"I told you once, Professor, but I'll tell you again. I have to get rid of these bodies they keep leaving in my kitchen. I can take 'em and throw them in the river, sure. But what if me or my boys are stopped en route by some tipped badge?"
"Quicklime?" I suggested automatically.
"What are you talking about? Are you sure you're some kind of scientist? Lime doesn't do much to a stiff at all. Kind of putrifies them like...."
"I forgot," I admitted. "I'd read it in so many stories I'd forgotten it wouldn't work. And I suppose the furnace leaves ashes and there's always traces of hair and teeth in the garbage disposal... An interesting problem, at that."
"I figured you could handle it," Carmen said, leaning back comfortably in the favorite chair of my bachelor apartment. "I heard you were working on something to get rid of trash for the government."
"That," I told him, "is restricted information. I subcontracted that work from the big telephone laboratories.

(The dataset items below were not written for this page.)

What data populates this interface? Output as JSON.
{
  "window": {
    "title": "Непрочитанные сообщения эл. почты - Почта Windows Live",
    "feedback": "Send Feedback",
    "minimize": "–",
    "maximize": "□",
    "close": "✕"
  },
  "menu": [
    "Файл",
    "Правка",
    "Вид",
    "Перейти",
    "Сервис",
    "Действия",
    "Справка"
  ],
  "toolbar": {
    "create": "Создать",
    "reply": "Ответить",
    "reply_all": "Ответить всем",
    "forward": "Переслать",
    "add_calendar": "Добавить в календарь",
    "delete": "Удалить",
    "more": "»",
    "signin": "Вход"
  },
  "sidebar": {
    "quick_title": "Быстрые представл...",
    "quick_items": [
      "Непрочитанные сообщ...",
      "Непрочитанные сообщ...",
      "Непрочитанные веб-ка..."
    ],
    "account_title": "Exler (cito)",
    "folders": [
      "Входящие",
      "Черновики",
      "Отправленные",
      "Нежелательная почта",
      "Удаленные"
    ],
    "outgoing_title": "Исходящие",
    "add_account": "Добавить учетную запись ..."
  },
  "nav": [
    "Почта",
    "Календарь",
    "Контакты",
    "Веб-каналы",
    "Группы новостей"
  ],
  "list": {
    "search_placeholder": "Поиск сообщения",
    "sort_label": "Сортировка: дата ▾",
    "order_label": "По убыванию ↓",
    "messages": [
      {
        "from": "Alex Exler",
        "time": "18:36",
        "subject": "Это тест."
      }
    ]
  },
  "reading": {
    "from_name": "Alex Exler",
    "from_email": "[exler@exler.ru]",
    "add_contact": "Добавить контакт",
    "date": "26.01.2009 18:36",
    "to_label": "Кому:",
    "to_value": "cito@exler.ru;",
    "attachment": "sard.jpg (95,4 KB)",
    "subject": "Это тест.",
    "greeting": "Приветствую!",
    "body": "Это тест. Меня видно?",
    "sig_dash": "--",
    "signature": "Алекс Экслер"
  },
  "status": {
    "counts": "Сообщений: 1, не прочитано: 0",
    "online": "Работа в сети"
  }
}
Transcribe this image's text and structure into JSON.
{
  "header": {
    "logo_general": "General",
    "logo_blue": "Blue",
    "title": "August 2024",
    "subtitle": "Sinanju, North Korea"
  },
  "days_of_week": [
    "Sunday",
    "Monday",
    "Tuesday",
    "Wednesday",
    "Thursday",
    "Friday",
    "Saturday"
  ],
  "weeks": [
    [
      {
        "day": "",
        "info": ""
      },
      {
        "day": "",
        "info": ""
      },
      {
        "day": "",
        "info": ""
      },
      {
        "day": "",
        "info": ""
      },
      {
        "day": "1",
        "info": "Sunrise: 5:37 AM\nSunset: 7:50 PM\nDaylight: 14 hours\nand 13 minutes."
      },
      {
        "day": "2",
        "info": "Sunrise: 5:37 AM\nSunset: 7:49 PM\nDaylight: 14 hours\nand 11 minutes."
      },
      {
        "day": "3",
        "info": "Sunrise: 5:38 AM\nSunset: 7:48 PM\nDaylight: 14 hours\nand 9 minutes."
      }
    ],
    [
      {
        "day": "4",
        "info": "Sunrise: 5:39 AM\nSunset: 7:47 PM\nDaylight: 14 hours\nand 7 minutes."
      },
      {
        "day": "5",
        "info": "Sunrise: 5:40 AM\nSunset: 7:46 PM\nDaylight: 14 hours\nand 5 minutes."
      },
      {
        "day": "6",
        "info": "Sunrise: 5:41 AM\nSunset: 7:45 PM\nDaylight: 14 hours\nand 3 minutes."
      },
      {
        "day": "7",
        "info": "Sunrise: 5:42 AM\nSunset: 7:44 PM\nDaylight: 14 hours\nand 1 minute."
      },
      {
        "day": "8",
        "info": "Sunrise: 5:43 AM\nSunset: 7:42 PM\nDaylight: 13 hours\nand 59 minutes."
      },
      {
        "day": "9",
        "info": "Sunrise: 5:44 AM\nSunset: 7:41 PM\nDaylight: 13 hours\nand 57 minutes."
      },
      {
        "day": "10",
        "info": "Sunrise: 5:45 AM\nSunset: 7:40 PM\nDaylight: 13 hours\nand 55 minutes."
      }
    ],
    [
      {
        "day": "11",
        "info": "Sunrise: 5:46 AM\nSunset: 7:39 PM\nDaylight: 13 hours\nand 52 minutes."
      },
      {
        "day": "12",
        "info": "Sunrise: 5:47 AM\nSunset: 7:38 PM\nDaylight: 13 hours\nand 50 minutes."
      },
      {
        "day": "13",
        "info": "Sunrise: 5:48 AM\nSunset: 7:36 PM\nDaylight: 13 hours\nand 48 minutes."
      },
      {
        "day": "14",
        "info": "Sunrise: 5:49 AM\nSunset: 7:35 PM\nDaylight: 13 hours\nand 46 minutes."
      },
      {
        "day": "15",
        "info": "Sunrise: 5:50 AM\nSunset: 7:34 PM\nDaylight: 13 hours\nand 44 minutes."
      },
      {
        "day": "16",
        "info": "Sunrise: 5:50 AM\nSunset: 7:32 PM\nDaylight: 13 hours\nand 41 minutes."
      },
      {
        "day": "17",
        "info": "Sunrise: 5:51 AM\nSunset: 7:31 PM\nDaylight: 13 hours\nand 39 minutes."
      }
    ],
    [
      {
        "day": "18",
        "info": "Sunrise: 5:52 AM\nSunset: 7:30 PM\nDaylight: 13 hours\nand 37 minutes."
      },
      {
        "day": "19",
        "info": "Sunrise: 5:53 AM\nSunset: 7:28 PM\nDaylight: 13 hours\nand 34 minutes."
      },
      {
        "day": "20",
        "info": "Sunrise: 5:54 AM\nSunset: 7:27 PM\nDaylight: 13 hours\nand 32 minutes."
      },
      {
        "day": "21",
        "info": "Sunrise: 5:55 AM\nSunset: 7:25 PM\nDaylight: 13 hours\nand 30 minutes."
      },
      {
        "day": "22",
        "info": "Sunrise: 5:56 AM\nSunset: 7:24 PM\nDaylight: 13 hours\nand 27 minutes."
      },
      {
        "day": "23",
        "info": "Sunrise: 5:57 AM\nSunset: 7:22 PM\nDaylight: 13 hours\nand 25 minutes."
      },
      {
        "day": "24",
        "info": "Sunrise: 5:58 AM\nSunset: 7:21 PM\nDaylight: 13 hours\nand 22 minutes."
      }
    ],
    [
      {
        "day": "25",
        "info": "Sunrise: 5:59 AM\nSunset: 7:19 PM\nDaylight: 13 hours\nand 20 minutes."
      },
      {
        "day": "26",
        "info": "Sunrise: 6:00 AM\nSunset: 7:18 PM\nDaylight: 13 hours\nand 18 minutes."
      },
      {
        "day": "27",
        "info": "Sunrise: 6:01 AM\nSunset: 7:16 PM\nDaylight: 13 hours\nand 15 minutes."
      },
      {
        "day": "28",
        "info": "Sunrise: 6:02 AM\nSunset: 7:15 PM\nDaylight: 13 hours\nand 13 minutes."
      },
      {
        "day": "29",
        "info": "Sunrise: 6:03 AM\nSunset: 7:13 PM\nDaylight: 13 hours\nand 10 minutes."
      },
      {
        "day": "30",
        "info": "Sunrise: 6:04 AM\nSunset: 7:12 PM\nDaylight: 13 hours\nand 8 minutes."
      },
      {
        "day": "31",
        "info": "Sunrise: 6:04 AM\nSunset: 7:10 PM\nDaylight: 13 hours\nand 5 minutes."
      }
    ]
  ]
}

How did you find it out?"
"Ways, Professor, ways."
The government did want me to find a way to dispose of wastes—radioactive wastes. It was the most important problem any country could have in this time of growing atomic industry. Now a small-time gangster was asking me to use this research to help him dispose of hot corpses. It made my scientific blood seethe. But the shadow of the Black Hand cooled it off.
"Maybe I can find something in that area of research to help you," I said. "I'll call you."
"Don't take too long, Professor," Carmen said cordially.